No começo de 2020, quando ficou sabendo que teria dois alunos com deficiência na sua turma de 1º ano do ensino fundamental, a professora Thais Izumi da Cruz ficou assustada. Leonardo é surdo e Lorenzo tem Transtorno do Espectro Autista (TEA). 

Eu nunca tinha tido contato, nem com o autismo nem com a surdez. Foi a primeira vez que eu tive alunos com deficiência e não sabia mesmo como lidar com a situação. Ainda mais no primeiro ano, que é fase de alfabetização e eles lidam muito com o som das letras. Fiquei perdida, pensando: como trabalhar isso com a criança que não ouve?”

Thais Izumi da Cruz

Ao longo do ano letivo, ela foi descobrindo mais sobre os alunos e as barreiras que enfrentavam para o seu aprendizado. No caso do aluno autista, não foi preciso muitas adaptações no seu material, conta a professora, que hoje está em outra escola da rede municipal de Peruíbe, no litoral sul do estado de São Paulo:

Foto: arquivo pessoal

Esse estudante era muito inteligente e acompanhava o conteúdo melhor que alguns alunos da turma regular. Tive que readequar mais em relação a espaço e tempo, na questão de volume de atividade, porque ele não tinha tanta concentração. Acabei incluindo mais atividades lúdicas, que prendessem sua atenção, como jogos.”

Thais Izumi da Cruz

O trabalho com o estudante com deficiência auditiva demandou mais adaptações, já que havia uma barreira comunicacional entre ele e a comunidade escolar, como explica a professora:

Como o aluno surdo não ouve, as sílabas e o som das letras não fazem sentido pra ele. Então eu adaptei todas as atividades para incluir a palavra inteira, global, uma imagem e o sinal de Libras. Foi bom para o ele, que conhecia Libras, e também para os outros, que não sabiam ler.
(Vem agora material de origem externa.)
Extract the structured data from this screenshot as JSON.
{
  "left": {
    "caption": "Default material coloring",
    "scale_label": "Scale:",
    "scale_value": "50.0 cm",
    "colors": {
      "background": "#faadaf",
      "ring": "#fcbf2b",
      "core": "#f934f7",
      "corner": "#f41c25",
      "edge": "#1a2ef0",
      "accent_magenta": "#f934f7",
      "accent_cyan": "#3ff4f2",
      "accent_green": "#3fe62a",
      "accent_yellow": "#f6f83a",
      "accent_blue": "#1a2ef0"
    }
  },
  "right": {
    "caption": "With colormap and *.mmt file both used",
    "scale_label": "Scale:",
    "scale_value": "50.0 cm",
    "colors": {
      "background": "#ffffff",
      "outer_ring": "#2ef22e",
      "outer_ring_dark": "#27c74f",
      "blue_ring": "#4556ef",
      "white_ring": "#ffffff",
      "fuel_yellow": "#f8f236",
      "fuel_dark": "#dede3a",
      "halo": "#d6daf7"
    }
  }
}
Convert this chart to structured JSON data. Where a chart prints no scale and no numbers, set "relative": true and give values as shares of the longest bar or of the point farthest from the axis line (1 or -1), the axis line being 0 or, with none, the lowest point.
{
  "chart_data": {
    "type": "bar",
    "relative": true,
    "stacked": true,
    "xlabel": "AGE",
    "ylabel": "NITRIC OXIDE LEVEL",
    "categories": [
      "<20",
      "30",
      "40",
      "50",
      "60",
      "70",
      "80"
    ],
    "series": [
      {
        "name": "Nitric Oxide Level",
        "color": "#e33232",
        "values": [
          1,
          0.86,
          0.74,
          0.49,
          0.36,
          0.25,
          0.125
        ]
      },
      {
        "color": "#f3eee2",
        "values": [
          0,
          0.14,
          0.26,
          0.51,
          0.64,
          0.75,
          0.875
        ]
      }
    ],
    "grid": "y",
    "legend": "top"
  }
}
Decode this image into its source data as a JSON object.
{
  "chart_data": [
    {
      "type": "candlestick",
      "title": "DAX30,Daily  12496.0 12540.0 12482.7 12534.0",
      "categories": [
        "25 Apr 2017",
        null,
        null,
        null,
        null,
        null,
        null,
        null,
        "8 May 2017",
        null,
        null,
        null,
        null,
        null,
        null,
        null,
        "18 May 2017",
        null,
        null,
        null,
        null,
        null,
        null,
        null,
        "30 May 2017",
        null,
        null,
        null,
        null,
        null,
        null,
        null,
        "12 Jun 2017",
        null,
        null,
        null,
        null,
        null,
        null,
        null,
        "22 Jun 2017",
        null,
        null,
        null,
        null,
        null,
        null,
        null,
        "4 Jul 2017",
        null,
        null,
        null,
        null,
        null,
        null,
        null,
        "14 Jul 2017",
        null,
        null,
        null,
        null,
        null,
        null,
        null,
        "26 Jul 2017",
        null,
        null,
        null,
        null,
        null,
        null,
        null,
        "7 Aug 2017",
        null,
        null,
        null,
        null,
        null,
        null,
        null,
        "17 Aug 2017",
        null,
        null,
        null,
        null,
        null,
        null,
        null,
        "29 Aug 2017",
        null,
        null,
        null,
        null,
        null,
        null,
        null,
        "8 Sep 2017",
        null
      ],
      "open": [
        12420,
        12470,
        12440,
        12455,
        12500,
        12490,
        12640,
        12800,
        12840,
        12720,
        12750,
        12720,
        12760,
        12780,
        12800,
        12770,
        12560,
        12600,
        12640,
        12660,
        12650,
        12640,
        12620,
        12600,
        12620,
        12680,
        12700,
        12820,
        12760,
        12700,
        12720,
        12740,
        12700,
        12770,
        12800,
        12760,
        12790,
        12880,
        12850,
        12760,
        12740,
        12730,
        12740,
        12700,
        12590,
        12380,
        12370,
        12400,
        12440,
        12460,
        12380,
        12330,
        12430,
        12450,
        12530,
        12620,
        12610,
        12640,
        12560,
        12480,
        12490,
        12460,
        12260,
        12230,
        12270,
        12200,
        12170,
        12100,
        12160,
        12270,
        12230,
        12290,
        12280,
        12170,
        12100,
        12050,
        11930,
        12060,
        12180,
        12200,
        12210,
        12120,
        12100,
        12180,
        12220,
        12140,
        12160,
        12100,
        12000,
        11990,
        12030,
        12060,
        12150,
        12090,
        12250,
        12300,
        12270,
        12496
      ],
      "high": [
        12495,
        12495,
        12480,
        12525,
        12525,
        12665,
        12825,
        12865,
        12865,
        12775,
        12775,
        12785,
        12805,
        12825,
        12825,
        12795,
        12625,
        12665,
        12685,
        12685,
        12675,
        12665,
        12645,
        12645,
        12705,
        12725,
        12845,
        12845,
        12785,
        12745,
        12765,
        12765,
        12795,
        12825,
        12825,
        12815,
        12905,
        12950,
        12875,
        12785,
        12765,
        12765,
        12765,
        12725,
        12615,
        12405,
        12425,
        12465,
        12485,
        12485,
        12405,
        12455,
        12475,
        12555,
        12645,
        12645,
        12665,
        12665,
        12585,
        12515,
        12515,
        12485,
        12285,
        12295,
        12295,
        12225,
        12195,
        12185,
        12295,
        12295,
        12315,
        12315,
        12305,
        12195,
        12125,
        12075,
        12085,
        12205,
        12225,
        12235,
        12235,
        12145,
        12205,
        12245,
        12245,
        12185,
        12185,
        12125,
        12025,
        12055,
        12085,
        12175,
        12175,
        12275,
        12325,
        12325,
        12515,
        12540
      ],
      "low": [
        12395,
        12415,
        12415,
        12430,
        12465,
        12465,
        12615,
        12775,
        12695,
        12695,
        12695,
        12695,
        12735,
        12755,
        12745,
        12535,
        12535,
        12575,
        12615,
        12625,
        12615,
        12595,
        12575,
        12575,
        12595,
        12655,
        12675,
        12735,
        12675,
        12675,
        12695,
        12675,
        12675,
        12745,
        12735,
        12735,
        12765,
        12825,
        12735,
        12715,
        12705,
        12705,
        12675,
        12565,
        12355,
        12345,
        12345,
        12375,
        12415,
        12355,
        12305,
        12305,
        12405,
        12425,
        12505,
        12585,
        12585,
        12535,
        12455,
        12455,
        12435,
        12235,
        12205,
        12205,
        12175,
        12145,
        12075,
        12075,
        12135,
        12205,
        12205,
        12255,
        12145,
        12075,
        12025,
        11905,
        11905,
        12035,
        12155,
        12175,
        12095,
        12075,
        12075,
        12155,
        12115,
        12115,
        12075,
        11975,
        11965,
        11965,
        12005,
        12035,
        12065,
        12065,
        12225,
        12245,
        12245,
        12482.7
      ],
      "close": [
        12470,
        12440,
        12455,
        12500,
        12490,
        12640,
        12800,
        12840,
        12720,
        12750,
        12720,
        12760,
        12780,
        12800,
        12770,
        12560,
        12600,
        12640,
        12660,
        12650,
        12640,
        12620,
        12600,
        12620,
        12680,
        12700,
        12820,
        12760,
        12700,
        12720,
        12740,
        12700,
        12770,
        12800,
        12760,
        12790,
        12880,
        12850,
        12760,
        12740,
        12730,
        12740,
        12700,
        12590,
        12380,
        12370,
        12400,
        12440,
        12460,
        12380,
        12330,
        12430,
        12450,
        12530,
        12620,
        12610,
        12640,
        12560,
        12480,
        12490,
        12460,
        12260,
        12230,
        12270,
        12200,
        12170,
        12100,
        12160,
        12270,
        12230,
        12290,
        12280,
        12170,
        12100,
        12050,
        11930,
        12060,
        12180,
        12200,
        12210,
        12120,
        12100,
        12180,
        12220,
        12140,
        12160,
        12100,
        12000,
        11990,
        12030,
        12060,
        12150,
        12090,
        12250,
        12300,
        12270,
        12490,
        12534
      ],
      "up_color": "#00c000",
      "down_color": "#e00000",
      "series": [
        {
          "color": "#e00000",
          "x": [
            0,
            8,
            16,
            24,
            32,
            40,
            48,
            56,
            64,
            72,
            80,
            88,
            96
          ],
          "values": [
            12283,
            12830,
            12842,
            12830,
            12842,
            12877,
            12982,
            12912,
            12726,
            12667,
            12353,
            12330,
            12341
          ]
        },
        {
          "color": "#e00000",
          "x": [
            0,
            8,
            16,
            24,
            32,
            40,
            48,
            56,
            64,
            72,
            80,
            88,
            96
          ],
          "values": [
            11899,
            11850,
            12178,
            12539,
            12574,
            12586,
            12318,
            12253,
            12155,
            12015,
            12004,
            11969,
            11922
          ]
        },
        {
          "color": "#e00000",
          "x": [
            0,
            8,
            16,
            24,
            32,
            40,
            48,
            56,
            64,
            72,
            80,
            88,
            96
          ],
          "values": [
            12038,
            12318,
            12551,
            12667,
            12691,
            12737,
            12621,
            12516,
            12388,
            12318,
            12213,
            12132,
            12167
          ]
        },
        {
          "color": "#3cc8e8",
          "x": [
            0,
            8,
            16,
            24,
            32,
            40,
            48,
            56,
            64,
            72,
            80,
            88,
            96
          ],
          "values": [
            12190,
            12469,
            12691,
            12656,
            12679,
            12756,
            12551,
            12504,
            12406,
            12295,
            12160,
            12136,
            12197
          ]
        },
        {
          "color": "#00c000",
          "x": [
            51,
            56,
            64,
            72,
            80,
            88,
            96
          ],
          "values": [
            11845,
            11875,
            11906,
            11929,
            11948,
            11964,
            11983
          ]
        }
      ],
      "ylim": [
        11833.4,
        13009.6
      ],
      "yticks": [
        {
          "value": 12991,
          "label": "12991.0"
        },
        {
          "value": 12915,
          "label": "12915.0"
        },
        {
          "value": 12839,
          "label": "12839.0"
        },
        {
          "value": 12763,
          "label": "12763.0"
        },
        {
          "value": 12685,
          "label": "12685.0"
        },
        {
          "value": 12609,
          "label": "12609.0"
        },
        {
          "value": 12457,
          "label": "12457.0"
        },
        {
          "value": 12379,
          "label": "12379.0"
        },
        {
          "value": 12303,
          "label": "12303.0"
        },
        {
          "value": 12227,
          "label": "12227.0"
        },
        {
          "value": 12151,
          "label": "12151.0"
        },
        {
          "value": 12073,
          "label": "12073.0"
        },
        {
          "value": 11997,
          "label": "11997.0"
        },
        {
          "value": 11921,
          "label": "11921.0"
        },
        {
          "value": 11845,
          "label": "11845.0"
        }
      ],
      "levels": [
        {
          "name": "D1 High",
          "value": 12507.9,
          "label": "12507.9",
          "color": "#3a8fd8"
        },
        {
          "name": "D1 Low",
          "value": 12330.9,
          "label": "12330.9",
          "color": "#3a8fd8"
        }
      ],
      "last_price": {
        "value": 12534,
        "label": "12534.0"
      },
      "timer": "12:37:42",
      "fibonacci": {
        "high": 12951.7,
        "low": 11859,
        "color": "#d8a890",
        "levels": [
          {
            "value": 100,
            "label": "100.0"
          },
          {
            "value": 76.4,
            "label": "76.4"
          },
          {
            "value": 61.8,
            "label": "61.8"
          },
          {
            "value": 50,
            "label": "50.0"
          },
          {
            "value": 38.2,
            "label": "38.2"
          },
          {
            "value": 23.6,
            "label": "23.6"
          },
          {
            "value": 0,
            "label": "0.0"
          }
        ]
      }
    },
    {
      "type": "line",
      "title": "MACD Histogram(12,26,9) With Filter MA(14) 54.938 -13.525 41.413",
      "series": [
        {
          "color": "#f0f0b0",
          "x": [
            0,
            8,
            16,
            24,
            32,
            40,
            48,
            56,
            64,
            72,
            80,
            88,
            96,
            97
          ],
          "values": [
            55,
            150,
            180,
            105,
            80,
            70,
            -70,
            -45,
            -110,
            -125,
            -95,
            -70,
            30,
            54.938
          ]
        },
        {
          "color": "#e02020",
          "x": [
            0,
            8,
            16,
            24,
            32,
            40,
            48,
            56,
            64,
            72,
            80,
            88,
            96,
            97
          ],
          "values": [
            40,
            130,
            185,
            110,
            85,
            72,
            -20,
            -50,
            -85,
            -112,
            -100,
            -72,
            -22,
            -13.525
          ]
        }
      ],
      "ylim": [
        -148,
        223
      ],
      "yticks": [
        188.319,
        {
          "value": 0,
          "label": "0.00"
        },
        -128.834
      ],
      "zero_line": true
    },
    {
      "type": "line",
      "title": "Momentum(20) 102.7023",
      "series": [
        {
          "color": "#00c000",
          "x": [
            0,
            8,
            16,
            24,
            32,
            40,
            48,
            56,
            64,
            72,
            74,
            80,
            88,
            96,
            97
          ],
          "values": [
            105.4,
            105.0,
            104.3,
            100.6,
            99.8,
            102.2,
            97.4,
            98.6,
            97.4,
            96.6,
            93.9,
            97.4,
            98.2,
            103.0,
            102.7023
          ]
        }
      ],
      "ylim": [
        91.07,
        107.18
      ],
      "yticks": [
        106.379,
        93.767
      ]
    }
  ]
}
Nós estávamos começando esse movimento de sinalização da sala e dos ambientes da escola quando a pandemia chegou e tivemos que fechar a escola.”

Thais Izumi da Cruz

Conheça mais sobre a HQ em Libras: Sol, a pajé surda


Conceito social de deficiência 

Identificar a barreira externa que impede a pessoa com deficiência de exercer a sua plena participação no ambiente em que se encontra é chave para entender o conceito social de deficiência que impera hoje em dia e é base para a educação inclusiva. 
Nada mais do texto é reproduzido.